Across the Jordan  Valley and the Dead Sea to the East there were several tribal kingdoms that were related to the Israelites. One was the Edomites, who descended from Jacob's brother Esau; the others were Moab and Ammon, descended from Abraham's nephew Lot, whose family barely escaped the destruction of Sodom and Gomorrah. They apparently married into pagan Canaanite peoples and ignored anything they'd known of Abraham's God.  When Moses and the Israelites were migrating back to the Promised Land, the route they took was east of the the Wadi el-Araba, the rift valley below the Dead Sea. It was high ground and included good pasture land for sheep. Moses contacted the various kings and asked for safe passage through these territories, promising that they would not attack or damage the countryside.  The Amorite king refused,  attacked the Israelites, and was defeated.  The king of Moab saw this, and  hired Balaam, a prophet, to come and curse the Israelites. Instead, Balaam received only blessings from God for Israel--which annoyed the King of Moab,  but then  Balaam suggested that Moabite women go to the Israelite camps and invite the menfolk to their religious festivals--which included fertility rites and child sacrifices. Not anything that was healthy for anyone. The Israelites did not travel through Moab, but their political relationship was mixed, and there were  hostilities between them.   Later, when David became King, he annexed Moab, who later rebelled, were defeated, and eventually absorbed by the invading Assyrians.

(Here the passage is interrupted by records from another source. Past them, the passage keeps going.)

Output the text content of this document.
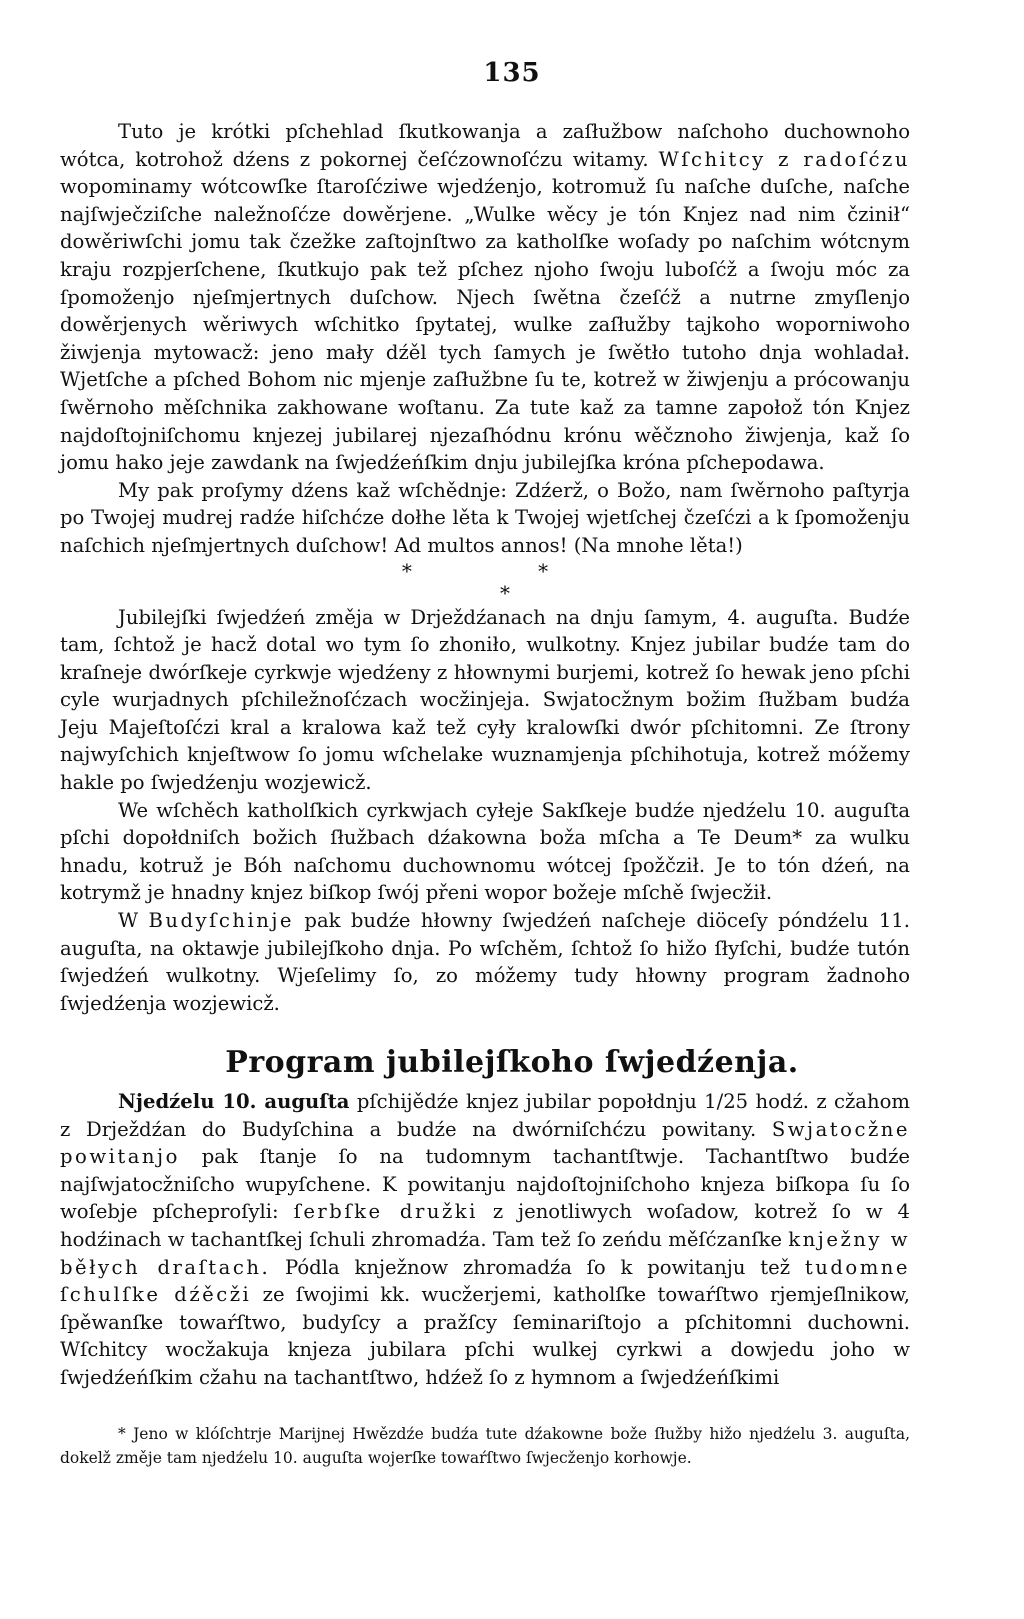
135

Tuto je krótki pſchehlad ſkutkowanja a zaſłužbow naſchoho duchownoho wótca, kotrohož dźens z pokornej čeſćzownoſćzu witamy. Wſchitcy z radoſćzu wopominamy wótcowſke ſtaroſćziwe wjedźenjo, kotromuž ſu naſche duſche, naſche najſwječziſche naležnoſćze dowěrjene. „Wulke wěcy je tón Knjez nad nim čzinił“ dowěriwſchi jomu tak čzežke zaſtojnſtwo za katholſke woſady po naſchim wótcnym kraju rozpjerſchene, ſkutkujo pak tež pſchez njoho ſwoju luboſćž a ſwoju móc za ſpomoženjo njeſmjertnych duſchow. Njech ſwětna čzeſćž a nutrne zmyſlenjo dowěrjenych wěriwych wſchitko ſpytatej, wulke zaſłužby tajkoho woporniwoho žiwjenja mytowacž: jeno mały dźěl tych ſamych je ſwětło tutoho dnja wohladał. Wjetſche a pſched Bohom nic mjenje zaſłužbne ſu te, kotrež w žiwjenju a prócowanju ſwěrnoho měſchnika zakhowane woſtanu. Za tute kaž za tamne zapołož tón Knjez najdoſtojniſchomu knjezej jubilarej njezaſhódnu krónu wěčznoho žiwjenja, kaž ſo jomu hako jeje zawdank na ſwjedźeńſkim dnju jubilejſka króna pſchepodawa.

My pak proſymy dźens kaž wſchědnje: Zdźerž, o Božo, nam ſwěrnoho paſtyrja po Twojej mudrej radźe hiſchćze dołhe lěta k Twojej wjetſchej čzeſćzi a k ſpomoženju naſchich njeſmjertnych duſchow! Ad multos annos! (Na mnohe lěta!)

* *
*

Jubilejſki ſwjedźeń změja w Drježdźanach na dnju ſamym, 4. auguſta. Budźe tam, ſchtož je hacž dotal wo tym ſo zhoniło, wulkotny. Knjez jubilar budźe tam do kraſneje dwórſkeje cyrkwje wjedźeny z hłownymi burjemi, kotrež ſo hewak jeno pſchi cyle wurjadnych pſchiležnoſćzach wocžinjeja. Swjatocžnym božim ſłužbam budźa Jeju Majeſtoſćzi kral a kralowa kaž tež cyły kralowſki dwór pſchitomni. Ze ſtrony najwyſchich knjeſtwow ſo jomu wſchelake wuznamjenja pſchihotuja, kotrež móžemy hakle po ſwjedźenju wozjewicž.

We wſchěch katholſkich cyrkwjach cyłeje Sakſkeje budźe njedźelu 10. auguſta pſchi dopołdniſch božich ſłužbach dźakowna boža mſcha a Te Deum* za wulku hnadu, kotruž je Bóh naſchomu duchownomu wótcej ſpožčził. Je to tón dźeń, na kotrymž je hnadny knjez biſkop ſwój přeni wopor božeje mſchě ſwjecžił.

W Budyſchinje pak budźe hłowny ſwjedźeń naſcheje diöceſy póndźelu 11. auguſta, na oktawje jubilejſkoho dnja. Po wſchěm, ſchtož ſo hižo ſłyſchi, budźe tutón ſwjedźeń wulkotny. Wjeſelimy ſo, zo móžemy tudy hłowny program žadnoho ſwjedźenja wozjewicž.

Program jubilejſkoho ſwjedźenja.

Njedźelu 10. auguſta pſchijědźe knjez jubilar popołdnju 1/25 hodź. z cžahom z Drježdźan do Budyſchina a budźe na dwórniſchćzu powitany. Swjatocžne powitanjo pak ſtanje ſo na tudomnym tachantſtwje. Tachantſtwo budźe najſwjatocžniſcho wupyſchene. K powitanju najdoſtojniſchoho knjeza biſkopa ſu ſo woſebje pſcheproſyli: ſerbſke družki z jenotliwych woſadow, kotrež ſo w 4 hodźinach w tachantſkej ſchuli zhromadźa. Tam tež ſo zeńdu měſćzanſke knježny w běłych draſtach. Pódla knježnow zhromadźa ſo k powitanju tež tudomne ſchulſke dźěcži ze ſwojimi kk. wucžerjemi, katholſke towaŕſtwo rjemjeſlnikow, ſpěwanſke towaŕſtwo, budyſcy a pražſcy ſeminariſtojo a pſchitomni duchowni. Wſchitcy wocžakuja knjeza jubilara pſchi wulkej cyrkwi a dowjedu joho w ſwjedźeńſkim cžahu na tachantſtwo, hdźež ſo z hymnom a ſwjedźeńſkimi

* Jeno w klóſchtrje Marijnej Hwězdźe budźa tute dźakowne bože ſłužby hižo njedźelu 3. auguſta, dokelž změje tam njedźelu 10. auguſta wojerſke towaŕſtwo ſwjecženjo korhowje.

Apparently at the time of Ruth,  relations were good enough that Elimelech and his family did not have problems living in Moab during a famine in Judah, and David sent his parents to Moab for safety during the years he was hiding out from Saul.  We see Ruth accepted in Judah when she came back with Naomi, but she had accepted Naomi and Judah's God as her own.  She is also depicted as a loyal and responsible daughter to Naomi, willing to work at a job kept for the poor.

There were continuing problems with Israelite men marrying outsiders, and allowing them to continue their worship of pagan gods.  This was the downfall of Solomon, who even built sanctuaries for his political wives' gods.  We see King Ahab marrying a aggressively pagan Phoenician princess, who not only kept her own gods, but tried to eliminate the prophets of God and the worship of Israel's God from the kingdom. Jezebel's daughter Athaliah, who had married King Jehoram of Judah, was her mother's daughter, and brought the worship of Baal to Jerusalem.  After the "premature" deaths of her husband and son, she  killed off all the other heirs to the throne of Judah, including all but one of her own grandchildren. The infant Joash was rescued and hidden by an aunt, who was married to the high priest. Six years later, the high priest brought out Joash for his coronation, and Athaliah was killed by the temple guards as she tried to escape.

When the Jews returned to rebuild Jerusalem after the Babylonian captivity, Nehemiah, the governor, and Ezra, the leading priest, were concerned about the number of foreign wives among the returnees.  Looking back at the "bad examples", it was  decreed that they all had to be divorced and deported; there is no record of any consideration given to the religion of the wives.  The Book of Ruth was written and promoted during this period as an antidote to the wholesale discrimination against foreigners.